What apples and oranges do you think are being compared?
You said that 99.9% of people accused of a crime in Japan go to prison and have to work there. Which of the following do you disagree with?
1. Only about 40% of people accused of a crime in Japan have their cases go to trial at all, rather than being abandoned.
2. Only about 15% of people convicted of a crime in Japan go to prison.
3. If only 40% of people accused have a trial, and only 15% of convicted people go to prison, then at most 6% of people accused go to prison and have to work there.
4. 6% is smaller than 99.9%.
You haven't given any justification for your claim that "the only reason Japan hasn't collapsed to about 30% poverty like Greece is because of the forced labour". Again, there simply aren't enough people in prison in Japan for anything like that to be true.
You say you don't believe their figures. That's your choice, I guess. But it seems like quite a stretch, especially if you expect this to rescue your claim that forced prison labour has somehow saved Japan from otherwise inevitable economic disaster.
The official figures say that about 0.4% of the Japanese population is in prison.

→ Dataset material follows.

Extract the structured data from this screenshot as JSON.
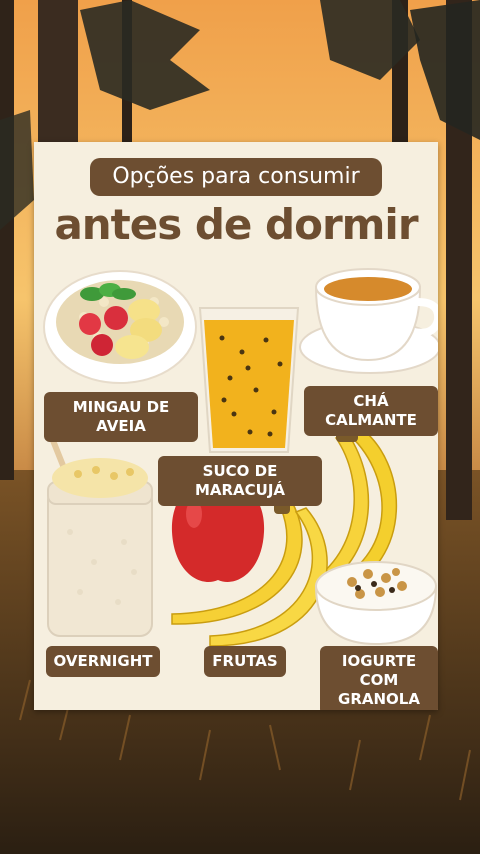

What fraction of the population would have to be in (I think almost all low-skilled) kinda-sorta-slavery to make the difference between an economy like Japan's and an economy like Greece's? I can't see how less than, say, 4% could do that. (I'd actually have thought it would need to be a lot more.)
In other words, for your theory to work, there'd need to be some sort of secret prison population ~10x the size of the official prison population. How are you suggesting that happens? Do you think lots of people who are officially reported as having been fined were actually hauled off to prison? (How come their friends don't notice that the official accounts have been falsified?) Do you think there are secret prisons in Japan that no one knows about, where these people are held? Or what?